La buona notizia è che Loujain Al Hathloul sarà scarcerata nel giro di due-tre mesi, forse già a marzo, grazie alla sospensione della pena decisa dai giudici. La brutta è che comunque l’attivista saudita per i diritti delle donne è stata condannata a cinque anni e otto mesi di prigione – per cinque anni non potrà uscire dal paese – da un tribunale speciale per l’antiterrorismo. I media sauditi, megafoni della monarchia, spiegavano ieri che Al Hathloul è stata giudicata colpevole di «varie attività proibite dalla legge antiterrorismo» e perché avrebbe favorito una «agenda straniera». Il ministro degli esteri Faisal ben Farhan Al-Saud ha aggiunto che la donna sarebbe stata in contatto con Stati «ostili» ai quali avrebbe fornito «informazioni riservate». Ma durante le indagini e nel processo non è stata mostrata alcuna prova o testimonianza a sostegno di questi reati. «Loujain ha pianto al termine della lettura della sentenza. Dopo quasi tre anni di detenzione arbitraria, tortura e isolamento, ora la condannano e la etichettano come terrorista. Loujain farà appello contro la sentenza», ha scritto Lina Al Hathloul, sorella dell’attivista. Le accuse sono giudicate assurde da più parti poiché Al Hathloul è solo stata protagonista della battaglia per il diritto alla guida per le donne e ha invocato in qualche tweet il rispetto dei diritti umani.

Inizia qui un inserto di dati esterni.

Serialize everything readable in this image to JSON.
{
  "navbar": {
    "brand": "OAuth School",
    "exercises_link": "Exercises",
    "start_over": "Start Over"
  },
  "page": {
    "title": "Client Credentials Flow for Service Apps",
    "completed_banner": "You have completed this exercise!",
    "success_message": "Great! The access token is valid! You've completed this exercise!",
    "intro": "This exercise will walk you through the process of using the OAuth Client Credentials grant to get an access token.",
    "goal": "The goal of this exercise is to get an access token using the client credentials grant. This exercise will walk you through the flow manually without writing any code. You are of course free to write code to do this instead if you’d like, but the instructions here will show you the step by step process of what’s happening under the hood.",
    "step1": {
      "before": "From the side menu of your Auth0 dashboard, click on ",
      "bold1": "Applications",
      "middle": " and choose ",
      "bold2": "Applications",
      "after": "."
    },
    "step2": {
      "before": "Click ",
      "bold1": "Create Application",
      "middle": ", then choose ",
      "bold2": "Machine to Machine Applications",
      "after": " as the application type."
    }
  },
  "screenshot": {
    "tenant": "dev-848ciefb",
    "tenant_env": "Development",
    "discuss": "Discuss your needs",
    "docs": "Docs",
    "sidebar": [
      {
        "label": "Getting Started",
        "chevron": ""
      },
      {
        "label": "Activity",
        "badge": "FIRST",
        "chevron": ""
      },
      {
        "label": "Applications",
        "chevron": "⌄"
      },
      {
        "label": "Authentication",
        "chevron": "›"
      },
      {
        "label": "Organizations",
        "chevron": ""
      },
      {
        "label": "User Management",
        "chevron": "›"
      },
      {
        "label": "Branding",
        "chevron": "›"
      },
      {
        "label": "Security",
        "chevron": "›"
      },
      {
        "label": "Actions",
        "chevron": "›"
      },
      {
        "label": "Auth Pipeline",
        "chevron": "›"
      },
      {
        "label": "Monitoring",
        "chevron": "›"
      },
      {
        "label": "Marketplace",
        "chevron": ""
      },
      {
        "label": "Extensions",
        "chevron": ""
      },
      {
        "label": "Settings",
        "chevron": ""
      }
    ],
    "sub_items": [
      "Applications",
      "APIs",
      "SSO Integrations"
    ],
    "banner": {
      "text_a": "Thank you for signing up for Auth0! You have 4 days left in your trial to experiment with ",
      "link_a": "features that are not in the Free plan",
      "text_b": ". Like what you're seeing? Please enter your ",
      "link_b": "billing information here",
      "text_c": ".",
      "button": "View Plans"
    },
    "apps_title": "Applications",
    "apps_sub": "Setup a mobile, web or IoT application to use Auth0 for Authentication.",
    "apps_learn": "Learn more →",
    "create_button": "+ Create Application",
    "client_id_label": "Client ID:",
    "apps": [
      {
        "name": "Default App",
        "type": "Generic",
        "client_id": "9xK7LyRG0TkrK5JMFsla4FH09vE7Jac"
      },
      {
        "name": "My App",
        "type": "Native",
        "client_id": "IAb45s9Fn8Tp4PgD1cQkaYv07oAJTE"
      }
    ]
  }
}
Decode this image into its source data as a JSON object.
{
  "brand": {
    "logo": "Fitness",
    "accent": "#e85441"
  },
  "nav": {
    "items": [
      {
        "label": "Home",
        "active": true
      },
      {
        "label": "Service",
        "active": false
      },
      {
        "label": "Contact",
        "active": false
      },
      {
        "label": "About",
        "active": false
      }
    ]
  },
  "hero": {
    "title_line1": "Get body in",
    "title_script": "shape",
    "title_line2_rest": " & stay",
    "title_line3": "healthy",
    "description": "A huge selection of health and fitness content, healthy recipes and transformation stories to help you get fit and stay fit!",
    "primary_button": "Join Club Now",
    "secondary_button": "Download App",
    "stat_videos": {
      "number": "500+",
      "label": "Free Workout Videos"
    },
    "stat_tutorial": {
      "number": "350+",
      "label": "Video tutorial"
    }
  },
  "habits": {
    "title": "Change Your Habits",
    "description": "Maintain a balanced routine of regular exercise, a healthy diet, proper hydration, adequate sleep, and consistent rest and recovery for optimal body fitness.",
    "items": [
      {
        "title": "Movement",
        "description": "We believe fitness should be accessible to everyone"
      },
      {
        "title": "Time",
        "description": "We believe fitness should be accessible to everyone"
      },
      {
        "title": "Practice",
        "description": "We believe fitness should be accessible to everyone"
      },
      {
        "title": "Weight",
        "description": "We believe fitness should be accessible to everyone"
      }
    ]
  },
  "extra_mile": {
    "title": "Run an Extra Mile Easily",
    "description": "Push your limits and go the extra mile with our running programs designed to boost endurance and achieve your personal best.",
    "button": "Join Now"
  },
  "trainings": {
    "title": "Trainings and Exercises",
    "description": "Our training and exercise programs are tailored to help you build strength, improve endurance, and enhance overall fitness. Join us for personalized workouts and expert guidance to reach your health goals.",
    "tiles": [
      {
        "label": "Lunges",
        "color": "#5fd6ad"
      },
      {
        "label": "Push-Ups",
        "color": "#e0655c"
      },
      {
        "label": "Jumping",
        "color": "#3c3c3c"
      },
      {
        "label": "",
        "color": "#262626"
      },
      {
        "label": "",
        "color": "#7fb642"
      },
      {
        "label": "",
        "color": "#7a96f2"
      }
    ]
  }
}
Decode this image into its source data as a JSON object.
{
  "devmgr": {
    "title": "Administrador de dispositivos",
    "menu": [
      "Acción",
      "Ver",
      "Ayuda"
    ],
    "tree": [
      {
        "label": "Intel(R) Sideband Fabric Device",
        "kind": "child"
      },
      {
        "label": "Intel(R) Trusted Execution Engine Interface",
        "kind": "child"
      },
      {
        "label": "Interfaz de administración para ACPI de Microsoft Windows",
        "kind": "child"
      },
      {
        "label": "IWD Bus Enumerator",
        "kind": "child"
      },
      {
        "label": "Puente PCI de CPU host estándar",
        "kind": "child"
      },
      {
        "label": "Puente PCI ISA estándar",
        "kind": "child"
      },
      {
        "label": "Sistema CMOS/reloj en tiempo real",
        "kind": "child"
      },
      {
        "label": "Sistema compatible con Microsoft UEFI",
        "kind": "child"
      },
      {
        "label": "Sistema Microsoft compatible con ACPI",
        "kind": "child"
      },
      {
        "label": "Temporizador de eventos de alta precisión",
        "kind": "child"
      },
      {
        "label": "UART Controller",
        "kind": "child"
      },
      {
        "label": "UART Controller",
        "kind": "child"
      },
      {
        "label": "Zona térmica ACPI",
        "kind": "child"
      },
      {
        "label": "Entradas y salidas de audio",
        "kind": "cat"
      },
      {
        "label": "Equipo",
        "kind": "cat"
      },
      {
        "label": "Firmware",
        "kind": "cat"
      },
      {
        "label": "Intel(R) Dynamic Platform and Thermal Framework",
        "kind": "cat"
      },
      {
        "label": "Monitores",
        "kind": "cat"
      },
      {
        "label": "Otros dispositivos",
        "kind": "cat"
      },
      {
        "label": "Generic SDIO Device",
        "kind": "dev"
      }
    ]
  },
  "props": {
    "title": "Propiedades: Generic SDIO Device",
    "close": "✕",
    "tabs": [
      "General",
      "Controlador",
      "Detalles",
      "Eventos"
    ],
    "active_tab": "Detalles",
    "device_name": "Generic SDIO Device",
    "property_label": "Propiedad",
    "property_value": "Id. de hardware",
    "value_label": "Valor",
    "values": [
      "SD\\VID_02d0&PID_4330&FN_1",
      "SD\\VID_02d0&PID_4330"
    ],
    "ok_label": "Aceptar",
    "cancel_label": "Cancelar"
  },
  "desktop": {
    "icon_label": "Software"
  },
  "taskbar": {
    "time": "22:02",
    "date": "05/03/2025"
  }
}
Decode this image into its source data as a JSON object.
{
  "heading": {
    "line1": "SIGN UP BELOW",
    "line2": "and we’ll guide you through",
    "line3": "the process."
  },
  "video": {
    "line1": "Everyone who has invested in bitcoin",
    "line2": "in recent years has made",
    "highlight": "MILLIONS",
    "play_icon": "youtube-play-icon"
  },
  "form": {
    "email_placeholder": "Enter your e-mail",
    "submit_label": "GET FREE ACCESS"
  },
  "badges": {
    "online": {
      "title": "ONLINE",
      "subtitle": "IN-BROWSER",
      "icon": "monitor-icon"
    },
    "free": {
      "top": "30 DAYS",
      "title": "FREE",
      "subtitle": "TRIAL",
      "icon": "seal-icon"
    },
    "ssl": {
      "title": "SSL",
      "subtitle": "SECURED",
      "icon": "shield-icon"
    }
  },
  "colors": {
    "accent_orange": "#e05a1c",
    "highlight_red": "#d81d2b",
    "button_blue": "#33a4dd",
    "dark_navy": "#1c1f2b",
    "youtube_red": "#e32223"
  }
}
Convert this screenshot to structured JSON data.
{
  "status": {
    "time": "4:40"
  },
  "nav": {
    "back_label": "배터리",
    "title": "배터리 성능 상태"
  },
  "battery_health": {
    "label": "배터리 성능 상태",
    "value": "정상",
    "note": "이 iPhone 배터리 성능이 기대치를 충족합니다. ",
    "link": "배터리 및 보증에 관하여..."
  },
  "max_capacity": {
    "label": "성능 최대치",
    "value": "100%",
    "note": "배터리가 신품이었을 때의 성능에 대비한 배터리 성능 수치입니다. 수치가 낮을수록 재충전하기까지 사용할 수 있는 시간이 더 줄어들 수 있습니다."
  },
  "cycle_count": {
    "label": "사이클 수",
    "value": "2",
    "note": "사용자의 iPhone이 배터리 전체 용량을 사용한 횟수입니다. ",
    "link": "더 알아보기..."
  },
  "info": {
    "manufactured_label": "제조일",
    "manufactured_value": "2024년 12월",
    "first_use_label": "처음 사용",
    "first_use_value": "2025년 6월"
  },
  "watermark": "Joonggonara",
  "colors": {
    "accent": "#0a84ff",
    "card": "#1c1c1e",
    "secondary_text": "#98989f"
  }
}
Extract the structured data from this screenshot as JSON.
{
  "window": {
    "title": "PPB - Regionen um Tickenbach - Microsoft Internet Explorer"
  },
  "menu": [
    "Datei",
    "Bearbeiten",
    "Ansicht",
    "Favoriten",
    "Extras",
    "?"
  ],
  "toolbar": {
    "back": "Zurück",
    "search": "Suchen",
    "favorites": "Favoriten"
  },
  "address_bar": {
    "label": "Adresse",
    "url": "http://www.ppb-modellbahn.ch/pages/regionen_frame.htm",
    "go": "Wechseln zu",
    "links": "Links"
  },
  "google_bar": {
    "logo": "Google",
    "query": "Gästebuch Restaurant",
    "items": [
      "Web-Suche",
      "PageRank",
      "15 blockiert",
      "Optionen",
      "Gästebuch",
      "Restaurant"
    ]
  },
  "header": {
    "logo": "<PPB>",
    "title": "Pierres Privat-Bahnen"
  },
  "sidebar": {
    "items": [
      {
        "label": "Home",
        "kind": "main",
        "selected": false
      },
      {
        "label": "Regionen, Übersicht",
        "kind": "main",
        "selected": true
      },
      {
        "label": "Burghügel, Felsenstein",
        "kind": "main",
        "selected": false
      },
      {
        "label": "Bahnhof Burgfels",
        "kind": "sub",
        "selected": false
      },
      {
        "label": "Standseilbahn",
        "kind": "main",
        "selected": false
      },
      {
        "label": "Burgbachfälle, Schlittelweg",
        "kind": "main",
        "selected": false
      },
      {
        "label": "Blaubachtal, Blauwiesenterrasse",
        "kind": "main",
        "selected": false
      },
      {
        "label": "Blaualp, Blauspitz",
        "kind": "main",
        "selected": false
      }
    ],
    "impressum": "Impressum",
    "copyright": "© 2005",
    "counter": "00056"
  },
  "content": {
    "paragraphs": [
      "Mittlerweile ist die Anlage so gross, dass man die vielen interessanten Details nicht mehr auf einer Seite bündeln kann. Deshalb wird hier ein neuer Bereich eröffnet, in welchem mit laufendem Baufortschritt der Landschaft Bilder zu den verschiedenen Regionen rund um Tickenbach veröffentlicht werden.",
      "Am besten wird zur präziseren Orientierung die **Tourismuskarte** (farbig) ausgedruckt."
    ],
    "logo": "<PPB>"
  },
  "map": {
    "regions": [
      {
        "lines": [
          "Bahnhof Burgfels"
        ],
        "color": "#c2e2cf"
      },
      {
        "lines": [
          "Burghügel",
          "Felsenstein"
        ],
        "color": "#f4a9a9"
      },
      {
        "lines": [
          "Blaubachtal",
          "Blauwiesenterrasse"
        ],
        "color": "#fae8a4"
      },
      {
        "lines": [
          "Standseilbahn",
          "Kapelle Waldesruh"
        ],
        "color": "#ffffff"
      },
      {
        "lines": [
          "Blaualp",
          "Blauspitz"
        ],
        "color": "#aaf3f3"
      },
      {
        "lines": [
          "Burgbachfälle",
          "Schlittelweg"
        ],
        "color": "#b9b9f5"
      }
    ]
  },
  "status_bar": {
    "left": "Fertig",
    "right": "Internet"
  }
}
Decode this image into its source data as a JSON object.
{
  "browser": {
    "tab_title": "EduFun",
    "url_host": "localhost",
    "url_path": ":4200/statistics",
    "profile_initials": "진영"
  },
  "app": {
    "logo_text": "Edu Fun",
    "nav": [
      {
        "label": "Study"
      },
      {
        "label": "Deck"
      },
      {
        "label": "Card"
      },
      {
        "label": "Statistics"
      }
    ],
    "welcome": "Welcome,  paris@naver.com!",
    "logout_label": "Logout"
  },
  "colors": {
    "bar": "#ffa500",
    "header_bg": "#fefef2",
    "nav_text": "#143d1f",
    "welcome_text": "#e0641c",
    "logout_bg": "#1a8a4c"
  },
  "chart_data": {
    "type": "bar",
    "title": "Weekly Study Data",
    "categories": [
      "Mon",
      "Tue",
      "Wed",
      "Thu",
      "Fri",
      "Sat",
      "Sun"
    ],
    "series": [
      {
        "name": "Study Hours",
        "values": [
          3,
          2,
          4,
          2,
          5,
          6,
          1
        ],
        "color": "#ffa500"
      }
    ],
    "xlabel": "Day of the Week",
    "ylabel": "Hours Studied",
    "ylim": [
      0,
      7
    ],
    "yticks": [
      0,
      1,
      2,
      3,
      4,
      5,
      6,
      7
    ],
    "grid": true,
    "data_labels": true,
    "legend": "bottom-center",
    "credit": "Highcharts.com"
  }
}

La sospensione della pena di due anni e dieci mesi sarà applicata solo a condizione che l’attivista non commetta «un nuovo crimine entro tre anni». Avendo già trascorso due anni e mezzo in prigione in custodia cautelare, Al Hathloul dovrebbe tornare a casa tra poche settimane. Da un lato è positivo – la decisione dei giudici con ogni probabilità è frutto delle pressioni internazionali –, dall’altro la sospensione della pena imbavaglia l’attivista che per i prossimi tre anni dovrà restare in silenzio assoluto per non rischiare di finire di nuovo dietro le sbarre. La custodia cautelare è stata molto dura. Al Hathloul ha denunciato, attraverso i rari contatti avuti con la famiglia, di aver subito torture e abusi sessuali durante gli interrogatori seguiti al suo arresto. Ma la procura non ha mai avviato un’indagine su questo sostenendo che i filmati delle telecamere di sorveglianza all’interno del carcere vengono cancellati ogni 40 giorni. Che il fine del procedimento fosse quello di punire a ogni costo Al Hathoul è stato evidente quando il caso è stato trasferito il mese scorso a una delle corti speciali che si occupano di terrorismo e che in realtà prendono di mira gli oppositori della monarchia. A quel punto sono scattate le accuse di aver contattato non meglio precisate organizzazioni di Stati esteri. L’attivista ha anche fatto ad ottobre uno sciopero della fame che è stata costretta ad interrompere per le minacce delle autorità.

Ora si attende di conoscere la sorte di Nassima Al Sadah, Samar Badawi e Nouf Abdelaziz che il 15 maggio del 2018 furono arrestate assieme ad Hathloul per il loro attivismo a sostegno del diritto delle donne di poter guidare l’auto. Diritto che appena qualche settimana dopo sarebbe stato riconosciuto dal potente e brutale principe ereditario Mohammed bin Salman. Secondo alcuni le quattro donne furono incarcerate per far apparire l’erede al trono come un leader forte che prende le sue decisioni da solo e non sotto le pressioni della società civile.